People magazine displayed its special brand of ignorance with a cutline under the photo of Pocahontas that read: "Pocahontas: the squaw that stirs the drink; at last, a heroine who knows the ways of nature and the art of belting show tunes."
There is not an American Indian woman alive in this land who is not immediately repulsed by the word squaw. It is the literal translation of an Algonquin word referring to a woman's private parts. As the mostly male settlers moved west, they brought this word with them and used it to describe all Indian women, relegating them to nothing more than whores.
And yet we have places like Squaw Valley in California and Squaw Peak in Phoenix. The original name of Squaw Peak, and, please forgive me for being so blunt, was Squaw Tit Peak. It seems some Christians were highly offended by the word tit, so they had it dropped from the map. Isn't it strange they left in the other sexually explicit word?
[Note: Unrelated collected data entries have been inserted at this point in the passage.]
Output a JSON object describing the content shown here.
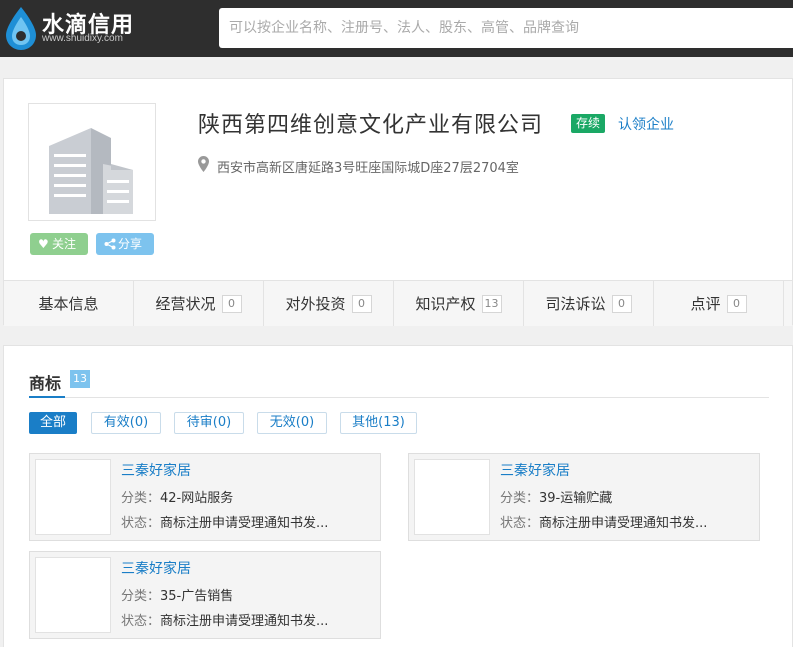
{
  "header": {
    "logo_text": "水滴信用",
    "logo_sub": "www.shuidixy.com",
    "search_placeholder": "可以按企业名称、注册号、法人、股东、高管、品牌查询"
  },
  "company": {
    "name": "陕西第四维创意文化产业有限公司",
    "status": "存续",
    "claim_label": "认领企业",
    "address": "西安市高新区唐延路3号旺座国际城D座27层2704室",
    "follow_label": "关注",
    "share_label": "分享"
  },
  "tabs": [
    {
      "label": "基本信息",
      "count": ""
    },
    {
      "label": "经营状况",
      "count": "0"
    },
    {
      "label": "对外投资",
      "count": "0"
    },
    {
      "label": "知识产权",
      "count": "13"
    },
    {
      "label": "司法诉讼",
      "count": "0"
    },
    {
      "label": "点评",
      "count": "0"
    }
  ],
  "trademarks": {
    "title": "商标",
    "count": "13",
    "filters": [
      "全部",
      "有效(0)",
      "待审(0)",
      "无效(0)",
      "其他(13)"
    ],
    "items": [
      {
        "name": "三秦好家居",
        "category_label": "分类：",
        "category": "42-网站服务",
        "status_label": "状态：",
        "status": "商标注册申请受理通知书发..."
      },
      {
        "name": "三秦好家居",
        "category_label": "分类：",
        "category": "39-运输贮藏",
        "status_label": "状态：",
        "status": "商标注册申请受理通知书发..."
      },
      {
        "name": "三秦好家居",
        "category_label": "分类：",
        "category": "35-广告销售",
        "status_label": "状态：",
        "status": "商标注册申请受理通知书发..."
      }
    ]
  },
  "colors": {
    "header_bg": "#2e2e2e",
    "accent": "#1a7ec7",
    "status_green": "#1aa865",
    "follow_green": "#8fcf8f",
    "share_blue": "#7dc3ee"
  },
  "icons": [
    "water-drop-logo-icon",
    "building-placeholder-icon",
    "heart-icon",
    "share-icon",
    "location-pin-icon"
  ]
}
Burger King decided to get into the Pocahontas bonanza with a commercial that went something like this: "After seeing Pocahontas, all kids want to be John Smith."
John Smith? Is this the impression left with the ad writers for Burger King? Do any of the young girls want to be Pocahontas?
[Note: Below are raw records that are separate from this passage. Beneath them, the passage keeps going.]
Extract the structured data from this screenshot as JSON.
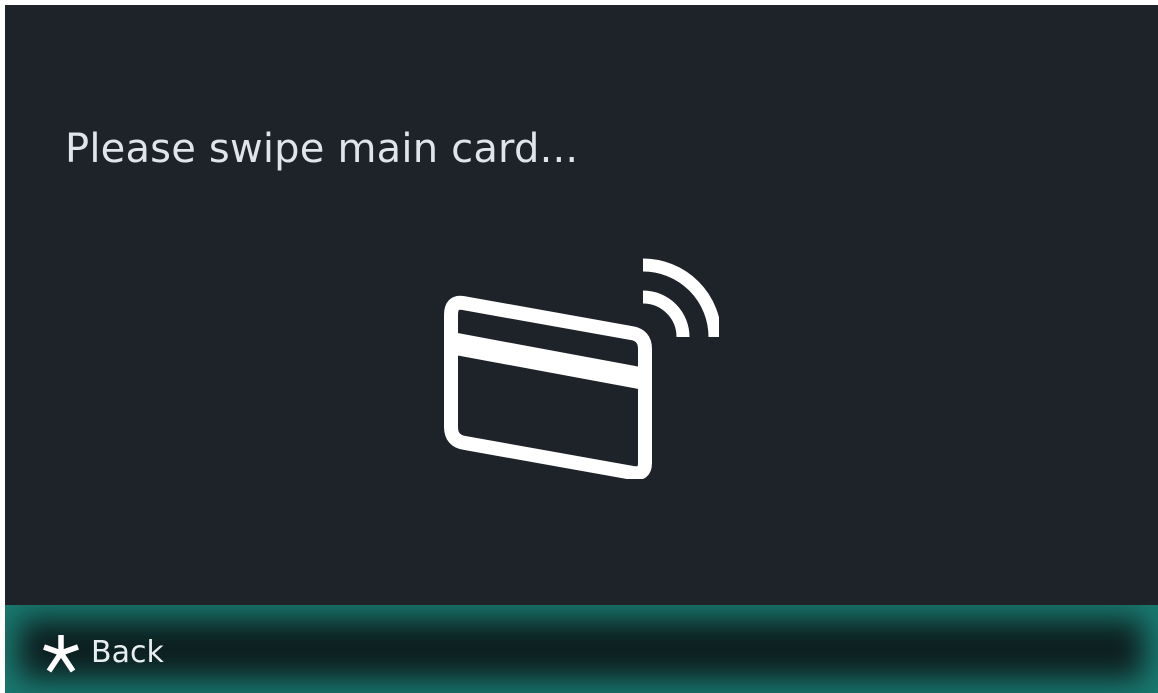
{
  "screen": {
    "prompt_text": "Please swipe main card...",
    "icon": "contactless-card-icon"
  },
  "bottom_bar": {
    "back_label": "Back",
    "back_icon": "asterisk-icon"
  },
  "colors": {
    "background": "#1e2329",
    "text": "#dfe6ea",
    "accent_glow": "#1c8c80"
  }
}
Interviewed on local television, one Indian woman said, and, I'm sure her simple deductions are accepted by most white and black Americans, "It is only a movie with cartoon characters, not a documentary."
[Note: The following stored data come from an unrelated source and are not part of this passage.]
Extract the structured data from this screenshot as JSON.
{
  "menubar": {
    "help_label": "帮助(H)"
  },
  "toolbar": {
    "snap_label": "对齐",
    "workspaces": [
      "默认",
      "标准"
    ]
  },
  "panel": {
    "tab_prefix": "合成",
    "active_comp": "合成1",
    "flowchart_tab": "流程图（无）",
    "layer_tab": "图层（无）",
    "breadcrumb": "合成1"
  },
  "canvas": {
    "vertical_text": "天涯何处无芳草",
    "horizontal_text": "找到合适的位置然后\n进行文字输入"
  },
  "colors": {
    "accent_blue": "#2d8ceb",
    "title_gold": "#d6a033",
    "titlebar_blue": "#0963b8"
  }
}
This supposedly explains away the historical inaccuracies and the Hollywoodizing of a real event. Little Black Sambo was just a cartoon character, too, but he was found to be a very repugnant cartoon character by most African Americans. When is the last time you saw this repulsive character on television or in the movies?
Creating a cartoon character based on a real human being, a member of a minority race to boot, does not excuse the historical largesse taken by the Disney people. Is it all right to give children a skewed version of history?
Many Indian women found the cartoon character of Pocahontas very un-Indian like. Her figure was sketched from memories of a white woman's body. Her attire was most suggestive and not accurately based on what the Indian women of that century wore.
As one Hispanic woman put it, "She sees John Smith, pursues him and basically attacks him. She also slithers and crawls around like a sex kitten. What is this telling the general public about Indian women?" It's telling them that Indian women are, indeed, "squaws."
The theme music repeatedly refers to Indians as savages. Savage is a name Indians have had to live with from the day the first book was written about them.
Would any movie made today have a theme song that referred to African Americans as niggers? The word savage has similar meanings to American Indians.
Most Indian people interviewed after emerging from the theater in Rapid City, S.D., were totally turned off by the movie.
It's a travesty that a once-powerful Indian activist like Russell Means touts the movie as the best thing ever done on Indians. Mr. Means has become a typical actor by deed and lifestyle. His main concern today is the bottom line: How much am I going to get paid? When it comes to taking parts in movies, any part, his actions speak louder than words.
Have any of my readers seen him in Wagons East or Natural Born Killers? In one he plays an idiot in a war bonnet and in the other he desecrates a sacred rite of the Navajo people.
Everybody who knew Russell when he was an activist believed he was acting even back then. Now we all know for sure. This is one case of the white man's dollar turning an activist into a pussy cat. Can you see a Huey Newton or a Malcolm X - if they were alive today - selling out to play a stereotypical black man for the sake of a few pieces of silver?
Not in this lifetime.
I know, lighten up, but hey, I guess I'm entitled to say whether I like a movie or not and why. No one has to agree with me because I certainly am not a bona fide movie critic.
No. I'm just an American Indian journalist who detests seeing Indians denigrated in cartoons and history distorted by the Disney folks.
I'll just fade into the darkness as the cartoon characters sing, "I'll kill myself an Indian, maybe two or three." Of course, if the words were changed to, "I'll just kill myself a white man, maybe two or three," the mass media would raise a stink.
Such a wonderful lesson for the little tykes.